What’s the buzz over the Hong Kong budget? Residents ask if it’s time to buy property and wonder who will pay more taxes
- Property agents say they expect sales to increase as a result of the end of curbs
- Top earners will have to pay an average of HK$75,800 extra a year in salaries tax
“Buyer’s Stamp Duty”, “Special Stamp Duty” and “electric vehicles replacement” became top online searches just hours after Financial Secretary Paul Chan Mo-po delivered his annual budget.
The Post takes a look at the measures that will affect home and car sales and more of the city’s big talking points from Wednesday’s financial blueprint for the year here.
1. Good time to buy a property?
The removal of all restrictions on property transactions was definitely the talk of the town after the decade-old market cooling measures designed to discourage speculation were scrapped with immediate effect.

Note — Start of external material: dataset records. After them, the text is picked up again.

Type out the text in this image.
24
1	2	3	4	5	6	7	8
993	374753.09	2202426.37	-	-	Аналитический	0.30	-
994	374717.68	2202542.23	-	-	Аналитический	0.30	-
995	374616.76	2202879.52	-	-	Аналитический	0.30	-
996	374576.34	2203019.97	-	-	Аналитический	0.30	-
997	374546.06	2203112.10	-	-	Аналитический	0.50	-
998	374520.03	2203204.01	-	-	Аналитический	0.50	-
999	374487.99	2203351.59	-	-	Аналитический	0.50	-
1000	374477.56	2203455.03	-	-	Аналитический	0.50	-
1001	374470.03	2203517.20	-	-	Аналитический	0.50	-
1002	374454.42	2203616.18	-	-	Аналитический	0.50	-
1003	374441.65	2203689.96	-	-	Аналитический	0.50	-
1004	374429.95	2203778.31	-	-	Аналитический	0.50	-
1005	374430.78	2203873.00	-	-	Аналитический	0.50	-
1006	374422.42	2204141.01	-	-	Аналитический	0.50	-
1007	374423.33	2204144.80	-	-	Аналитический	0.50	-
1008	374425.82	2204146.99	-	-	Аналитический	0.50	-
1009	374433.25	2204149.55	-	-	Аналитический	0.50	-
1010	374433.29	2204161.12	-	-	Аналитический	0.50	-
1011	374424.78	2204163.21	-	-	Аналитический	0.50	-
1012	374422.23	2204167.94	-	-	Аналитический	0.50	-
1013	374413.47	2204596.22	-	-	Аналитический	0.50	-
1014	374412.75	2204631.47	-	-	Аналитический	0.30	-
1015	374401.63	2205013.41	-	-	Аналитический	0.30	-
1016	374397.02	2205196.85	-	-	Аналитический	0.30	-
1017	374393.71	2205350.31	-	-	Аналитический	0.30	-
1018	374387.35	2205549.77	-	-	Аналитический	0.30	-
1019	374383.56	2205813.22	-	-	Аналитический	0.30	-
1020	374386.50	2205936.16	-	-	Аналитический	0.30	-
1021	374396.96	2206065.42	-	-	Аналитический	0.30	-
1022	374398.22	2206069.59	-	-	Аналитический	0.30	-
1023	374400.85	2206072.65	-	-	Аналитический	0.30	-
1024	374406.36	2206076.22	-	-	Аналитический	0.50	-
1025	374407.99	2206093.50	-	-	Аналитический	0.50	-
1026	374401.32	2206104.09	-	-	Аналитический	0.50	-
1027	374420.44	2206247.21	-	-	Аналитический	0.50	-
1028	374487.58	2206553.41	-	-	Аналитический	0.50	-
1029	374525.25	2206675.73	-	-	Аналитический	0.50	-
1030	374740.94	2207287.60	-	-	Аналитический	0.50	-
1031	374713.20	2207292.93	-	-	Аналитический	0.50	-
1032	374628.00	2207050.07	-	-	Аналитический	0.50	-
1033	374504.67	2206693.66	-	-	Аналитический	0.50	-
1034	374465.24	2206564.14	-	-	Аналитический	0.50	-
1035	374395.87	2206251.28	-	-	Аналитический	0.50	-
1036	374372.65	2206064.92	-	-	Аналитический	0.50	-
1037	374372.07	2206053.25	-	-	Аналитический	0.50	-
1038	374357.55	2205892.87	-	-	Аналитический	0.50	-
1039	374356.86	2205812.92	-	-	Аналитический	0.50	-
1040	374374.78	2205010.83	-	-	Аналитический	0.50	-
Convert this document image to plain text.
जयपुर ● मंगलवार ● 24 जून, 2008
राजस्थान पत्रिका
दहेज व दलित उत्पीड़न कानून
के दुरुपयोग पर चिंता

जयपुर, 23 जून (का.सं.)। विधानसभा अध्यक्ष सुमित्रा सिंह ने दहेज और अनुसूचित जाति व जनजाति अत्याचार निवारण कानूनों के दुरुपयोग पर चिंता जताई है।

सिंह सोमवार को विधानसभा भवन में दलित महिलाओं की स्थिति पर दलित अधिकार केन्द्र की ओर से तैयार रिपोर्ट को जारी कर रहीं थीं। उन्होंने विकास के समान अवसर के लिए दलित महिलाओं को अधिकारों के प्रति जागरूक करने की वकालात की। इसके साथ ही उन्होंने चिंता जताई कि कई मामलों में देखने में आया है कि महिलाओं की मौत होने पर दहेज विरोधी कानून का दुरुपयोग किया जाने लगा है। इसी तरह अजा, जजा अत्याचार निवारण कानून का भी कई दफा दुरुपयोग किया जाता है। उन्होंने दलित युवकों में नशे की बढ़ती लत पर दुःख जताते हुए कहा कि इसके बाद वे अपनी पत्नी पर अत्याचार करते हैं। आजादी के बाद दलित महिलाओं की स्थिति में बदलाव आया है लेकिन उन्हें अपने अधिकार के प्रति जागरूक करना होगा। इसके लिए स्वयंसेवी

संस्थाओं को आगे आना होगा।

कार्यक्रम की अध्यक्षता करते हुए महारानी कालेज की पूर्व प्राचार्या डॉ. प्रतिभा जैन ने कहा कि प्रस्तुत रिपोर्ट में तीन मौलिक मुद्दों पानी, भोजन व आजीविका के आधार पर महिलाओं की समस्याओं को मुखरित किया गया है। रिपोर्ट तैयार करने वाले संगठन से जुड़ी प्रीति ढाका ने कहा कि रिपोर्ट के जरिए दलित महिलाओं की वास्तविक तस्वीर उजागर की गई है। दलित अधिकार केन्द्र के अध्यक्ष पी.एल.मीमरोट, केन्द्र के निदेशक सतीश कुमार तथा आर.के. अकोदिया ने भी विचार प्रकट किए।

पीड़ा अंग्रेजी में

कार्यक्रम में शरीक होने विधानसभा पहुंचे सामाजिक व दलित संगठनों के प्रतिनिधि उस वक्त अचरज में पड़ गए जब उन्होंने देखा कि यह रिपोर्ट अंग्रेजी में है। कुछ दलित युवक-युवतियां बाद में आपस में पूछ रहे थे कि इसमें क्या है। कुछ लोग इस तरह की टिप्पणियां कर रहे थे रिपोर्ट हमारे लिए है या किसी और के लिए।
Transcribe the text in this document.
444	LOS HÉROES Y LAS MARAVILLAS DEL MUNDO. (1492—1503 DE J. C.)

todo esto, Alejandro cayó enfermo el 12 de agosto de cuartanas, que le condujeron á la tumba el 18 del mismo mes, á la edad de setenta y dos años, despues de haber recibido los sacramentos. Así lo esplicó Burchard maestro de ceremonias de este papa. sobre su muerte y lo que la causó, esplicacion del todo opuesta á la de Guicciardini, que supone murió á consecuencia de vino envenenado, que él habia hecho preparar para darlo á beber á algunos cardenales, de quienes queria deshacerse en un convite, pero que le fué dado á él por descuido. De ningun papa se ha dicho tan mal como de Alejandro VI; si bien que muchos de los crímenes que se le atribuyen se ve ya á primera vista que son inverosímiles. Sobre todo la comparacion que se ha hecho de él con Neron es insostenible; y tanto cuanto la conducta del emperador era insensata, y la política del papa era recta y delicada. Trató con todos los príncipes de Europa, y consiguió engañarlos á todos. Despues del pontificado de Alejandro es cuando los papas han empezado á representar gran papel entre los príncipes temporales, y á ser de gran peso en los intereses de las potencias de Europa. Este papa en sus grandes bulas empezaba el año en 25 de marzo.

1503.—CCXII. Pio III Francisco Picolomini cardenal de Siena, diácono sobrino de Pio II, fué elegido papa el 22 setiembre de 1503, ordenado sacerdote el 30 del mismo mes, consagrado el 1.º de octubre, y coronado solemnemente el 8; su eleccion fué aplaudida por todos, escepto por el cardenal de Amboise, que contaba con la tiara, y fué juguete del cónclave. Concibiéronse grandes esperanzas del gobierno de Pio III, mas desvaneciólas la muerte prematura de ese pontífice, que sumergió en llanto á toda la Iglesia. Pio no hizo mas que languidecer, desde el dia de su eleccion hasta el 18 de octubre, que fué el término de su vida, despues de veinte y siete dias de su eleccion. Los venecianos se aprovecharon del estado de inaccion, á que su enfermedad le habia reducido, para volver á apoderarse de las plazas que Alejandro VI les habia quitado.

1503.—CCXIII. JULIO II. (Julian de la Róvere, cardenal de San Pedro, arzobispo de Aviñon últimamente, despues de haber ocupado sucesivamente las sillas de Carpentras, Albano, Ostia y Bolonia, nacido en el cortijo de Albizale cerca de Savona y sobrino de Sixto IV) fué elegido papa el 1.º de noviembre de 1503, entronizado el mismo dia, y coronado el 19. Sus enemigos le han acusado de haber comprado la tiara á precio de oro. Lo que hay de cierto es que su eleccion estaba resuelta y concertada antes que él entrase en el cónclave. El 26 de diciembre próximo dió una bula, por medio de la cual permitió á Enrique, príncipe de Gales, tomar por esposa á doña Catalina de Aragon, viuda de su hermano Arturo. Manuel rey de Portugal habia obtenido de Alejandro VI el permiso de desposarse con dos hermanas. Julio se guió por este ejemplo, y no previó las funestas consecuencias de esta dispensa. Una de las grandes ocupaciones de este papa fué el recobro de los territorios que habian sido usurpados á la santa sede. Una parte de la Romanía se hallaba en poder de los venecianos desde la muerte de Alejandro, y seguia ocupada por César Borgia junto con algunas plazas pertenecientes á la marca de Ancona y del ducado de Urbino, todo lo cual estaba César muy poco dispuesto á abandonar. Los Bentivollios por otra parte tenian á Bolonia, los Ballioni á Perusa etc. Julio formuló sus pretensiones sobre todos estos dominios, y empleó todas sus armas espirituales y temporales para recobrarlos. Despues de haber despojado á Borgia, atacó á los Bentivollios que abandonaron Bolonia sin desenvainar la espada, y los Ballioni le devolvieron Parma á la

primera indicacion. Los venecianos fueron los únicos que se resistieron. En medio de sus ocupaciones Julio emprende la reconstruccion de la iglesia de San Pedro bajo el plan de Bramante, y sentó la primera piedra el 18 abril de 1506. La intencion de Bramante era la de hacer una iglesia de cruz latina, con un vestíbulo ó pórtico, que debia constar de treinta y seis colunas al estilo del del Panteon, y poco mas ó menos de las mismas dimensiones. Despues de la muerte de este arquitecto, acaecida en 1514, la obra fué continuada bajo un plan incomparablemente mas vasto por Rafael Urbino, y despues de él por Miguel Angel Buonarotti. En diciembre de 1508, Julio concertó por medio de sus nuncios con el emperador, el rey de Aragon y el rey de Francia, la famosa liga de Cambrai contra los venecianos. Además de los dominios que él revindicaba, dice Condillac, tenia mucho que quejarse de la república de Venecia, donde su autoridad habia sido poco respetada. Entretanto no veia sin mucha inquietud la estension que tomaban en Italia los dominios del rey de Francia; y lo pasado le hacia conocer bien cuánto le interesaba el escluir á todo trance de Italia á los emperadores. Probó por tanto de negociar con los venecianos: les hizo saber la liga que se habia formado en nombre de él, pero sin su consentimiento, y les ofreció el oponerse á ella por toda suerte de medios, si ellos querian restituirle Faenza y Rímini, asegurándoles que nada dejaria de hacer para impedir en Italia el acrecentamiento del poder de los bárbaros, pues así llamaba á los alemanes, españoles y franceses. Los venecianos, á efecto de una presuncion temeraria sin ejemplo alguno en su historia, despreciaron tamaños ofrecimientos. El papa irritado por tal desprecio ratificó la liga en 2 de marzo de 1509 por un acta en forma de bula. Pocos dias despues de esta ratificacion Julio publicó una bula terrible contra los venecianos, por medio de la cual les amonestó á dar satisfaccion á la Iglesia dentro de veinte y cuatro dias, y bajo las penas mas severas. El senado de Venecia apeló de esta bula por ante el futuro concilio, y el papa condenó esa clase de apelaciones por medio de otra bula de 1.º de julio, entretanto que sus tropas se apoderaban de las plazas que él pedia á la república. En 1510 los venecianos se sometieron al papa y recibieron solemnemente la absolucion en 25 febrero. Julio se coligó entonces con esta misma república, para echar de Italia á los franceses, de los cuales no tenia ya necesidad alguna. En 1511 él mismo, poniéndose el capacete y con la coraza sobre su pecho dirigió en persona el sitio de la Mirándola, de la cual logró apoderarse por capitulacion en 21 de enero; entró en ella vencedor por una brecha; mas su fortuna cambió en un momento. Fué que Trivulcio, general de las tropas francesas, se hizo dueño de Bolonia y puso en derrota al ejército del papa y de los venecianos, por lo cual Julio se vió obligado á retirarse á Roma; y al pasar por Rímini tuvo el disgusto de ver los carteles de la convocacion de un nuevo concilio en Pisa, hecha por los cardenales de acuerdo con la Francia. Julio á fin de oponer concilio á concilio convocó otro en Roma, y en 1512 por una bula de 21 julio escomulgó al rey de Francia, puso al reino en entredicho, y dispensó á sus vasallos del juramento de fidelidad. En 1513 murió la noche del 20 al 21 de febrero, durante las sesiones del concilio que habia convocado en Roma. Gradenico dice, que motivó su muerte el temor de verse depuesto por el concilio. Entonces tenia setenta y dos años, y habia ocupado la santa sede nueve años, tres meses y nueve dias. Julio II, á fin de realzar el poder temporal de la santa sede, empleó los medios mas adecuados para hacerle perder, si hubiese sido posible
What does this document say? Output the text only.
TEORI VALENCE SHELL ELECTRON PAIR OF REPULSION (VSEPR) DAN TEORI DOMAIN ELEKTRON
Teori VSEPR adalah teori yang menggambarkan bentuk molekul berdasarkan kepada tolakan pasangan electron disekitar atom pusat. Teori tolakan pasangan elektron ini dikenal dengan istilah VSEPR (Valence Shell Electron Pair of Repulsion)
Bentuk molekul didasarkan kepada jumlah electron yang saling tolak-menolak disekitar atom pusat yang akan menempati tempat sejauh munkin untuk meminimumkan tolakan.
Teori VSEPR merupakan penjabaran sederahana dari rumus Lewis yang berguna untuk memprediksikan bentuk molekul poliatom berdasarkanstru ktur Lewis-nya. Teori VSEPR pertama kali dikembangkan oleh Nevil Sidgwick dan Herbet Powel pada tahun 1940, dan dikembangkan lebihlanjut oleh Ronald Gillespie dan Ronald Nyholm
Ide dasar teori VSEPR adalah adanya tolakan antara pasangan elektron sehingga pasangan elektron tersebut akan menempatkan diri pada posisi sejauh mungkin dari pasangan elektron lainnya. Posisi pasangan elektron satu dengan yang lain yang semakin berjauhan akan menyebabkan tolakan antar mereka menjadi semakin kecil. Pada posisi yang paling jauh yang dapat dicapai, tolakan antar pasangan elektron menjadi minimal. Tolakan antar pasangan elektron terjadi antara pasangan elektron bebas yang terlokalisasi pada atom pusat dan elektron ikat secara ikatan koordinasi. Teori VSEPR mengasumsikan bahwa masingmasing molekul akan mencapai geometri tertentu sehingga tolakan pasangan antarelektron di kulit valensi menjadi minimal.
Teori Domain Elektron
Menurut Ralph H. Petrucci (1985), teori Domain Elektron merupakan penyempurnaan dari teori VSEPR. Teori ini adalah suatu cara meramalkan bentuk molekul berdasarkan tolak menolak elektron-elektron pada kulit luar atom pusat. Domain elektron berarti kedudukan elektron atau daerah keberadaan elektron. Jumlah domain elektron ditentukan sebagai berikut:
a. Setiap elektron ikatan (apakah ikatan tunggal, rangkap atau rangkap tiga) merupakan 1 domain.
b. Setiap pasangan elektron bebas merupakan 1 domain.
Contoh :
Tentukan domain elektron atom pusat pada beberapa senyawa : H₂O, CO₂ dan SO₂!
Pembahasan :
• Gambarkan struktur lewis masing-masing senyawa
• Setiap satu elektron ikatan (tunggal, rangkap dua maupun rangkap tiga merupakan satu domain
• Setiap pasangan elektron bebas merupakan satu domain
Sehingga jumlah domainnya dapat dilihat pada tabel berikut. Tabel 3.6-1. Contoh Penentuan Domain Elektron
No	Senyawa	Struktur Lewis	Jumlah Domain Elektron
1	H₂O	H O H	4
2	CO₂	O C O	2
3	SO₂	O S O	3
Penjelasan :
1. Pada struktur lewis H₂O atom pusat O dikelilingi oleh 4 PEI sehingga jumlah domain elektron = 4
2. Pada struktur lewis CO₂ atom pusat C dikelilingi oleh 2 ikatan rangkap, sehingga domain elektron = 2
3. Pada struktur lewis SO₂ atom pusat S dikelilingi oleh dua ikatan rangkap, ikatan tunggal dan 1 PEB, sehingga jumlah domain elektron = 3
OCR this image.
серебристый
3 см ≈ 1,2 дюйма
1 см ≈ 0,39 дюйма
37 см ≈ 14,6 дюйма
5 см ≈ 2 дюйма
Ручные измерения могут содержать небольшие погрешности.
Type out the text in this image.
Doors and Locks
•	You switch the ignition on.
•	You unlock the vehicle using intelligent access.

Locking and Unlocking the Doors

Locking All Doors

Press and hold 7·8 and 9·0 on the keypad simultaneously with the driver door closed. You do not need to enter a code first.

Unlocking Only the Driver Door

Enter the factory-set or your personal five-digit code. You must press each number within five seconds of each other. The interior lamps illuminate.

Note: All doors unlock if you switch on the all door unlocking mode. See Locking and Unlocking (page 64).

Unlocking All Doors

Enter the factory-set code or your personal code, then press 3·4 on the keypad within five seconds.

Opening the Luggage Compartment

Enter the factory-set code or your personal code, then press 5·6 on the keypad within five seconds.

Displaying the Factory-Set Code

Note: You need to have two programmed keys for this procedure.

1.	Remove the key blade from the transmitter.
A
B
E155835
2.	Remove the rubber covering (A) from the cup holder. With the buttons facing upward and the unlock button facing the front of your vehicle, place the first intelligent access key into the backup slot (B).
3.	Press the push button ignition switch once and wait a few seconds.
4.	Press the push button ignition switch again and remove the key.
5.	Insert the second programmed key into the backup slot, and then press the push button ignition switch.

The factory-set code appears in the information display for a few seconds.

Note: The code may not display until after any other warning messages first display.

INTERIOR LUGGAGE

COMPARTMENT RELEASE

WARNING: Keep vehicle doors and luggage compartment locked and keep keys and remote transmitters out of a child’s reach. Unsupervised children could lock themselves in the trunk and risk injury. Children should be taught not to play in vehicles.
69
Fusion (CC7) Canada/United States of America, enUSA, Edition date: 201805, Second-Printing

Property agents said they expected sales to increase as a result of the end of curbs and some offices placed posters outside to promote the changed environment.
The benchmark Hang Seng Index fell by 253 points to 16,536 as the market closed on Wednesday, but the city’s major developers appeared to have done well in the stock market.
New World Development shares jumped 3.2 per cent, Henderson Land Development was up 3.6 per cent, Sun Hung Kai Properties added 0.32 per cent and CK Asset Holdings was 0.14 per cent.
The Monetary Authority will also ease requirements for property loans, also with immediate effect.